Airplane, it was one thing to borrow ideas from good and sensible Chinese classics. It was something else entirely to borrow from a major western franchise. What a hack, a cheap sellout, of an author. Where was the integrity, Airplane?

“So then what does Liu-shixiong’s sword do? Hit people more efficiently?”

The look he gave her could have peeled paint and pickled a field of cabbage. “Cheng Luan is a crucial part of my cultivation and represents the justness of the fenghuang.”

“Uh-huh,” she replied faintly. “Next, you’re going to tell me it lights on fire when you’re in perfect balance with the universe.”

Liu Feng grunted and shifted slightly on the spot.

Li Hanyi blinked back up at him. “No. Really? That’s what it’s supposed to do?” His sword, the fanciest expression of Airplane’s shoddy world-building, was supposed to light on fire. The War God of Bai Zhan at his absolute best had a flaming sword. Airplane, with all due respect, what the actual fuck. “How am I supposed to have a fair chance against a flaming sword?”

He gave her a flat look, emotionless down to the beauty mark under his eye. “That’s why I’m going to train you. And when you are at your absolute best? Then we will fight seriously and I will beat you.”

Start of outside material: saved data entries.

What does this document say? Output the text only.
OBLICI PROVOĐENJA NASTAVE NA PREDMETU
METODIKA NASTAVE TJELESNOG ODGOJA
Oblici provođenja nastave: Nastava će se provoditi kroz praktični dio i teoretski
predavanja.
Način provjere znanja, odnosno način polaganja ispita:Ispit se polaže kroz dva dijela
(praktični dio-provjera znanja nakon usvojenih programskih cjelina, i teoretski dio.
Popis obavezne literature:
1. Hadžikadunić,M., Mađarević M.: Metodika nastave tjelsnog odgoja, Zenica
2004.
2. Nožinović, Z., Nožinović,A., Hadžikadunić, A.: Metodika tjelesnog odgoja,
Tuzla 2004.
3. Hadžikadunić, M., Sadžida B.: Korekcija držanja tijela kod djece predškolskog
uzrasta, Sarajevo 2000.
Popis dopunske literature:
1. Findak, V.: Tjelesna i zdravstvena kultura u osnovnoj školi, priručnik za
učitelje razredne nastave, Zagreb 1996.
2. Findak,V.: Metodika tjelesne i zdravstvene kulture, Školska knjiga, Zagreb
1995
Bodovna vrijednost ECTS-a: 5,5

Li Hanyi was going to die. Again. Only this time would be a brutal beat down just so an idiot teenage cultivator could feel secure in his superiority. Well, at least he was so stupid that all of her attempts at cross-dressing only registered in his birdbrain as injuries. She cleared her throat and licked dry lips with a tongue turned to sandpaper. “Ah. Any chance we could skip all of that and just assume your victory?”

“No. That wouldn’t mean anything.”

Well, he couldn’t blame a girl for trying.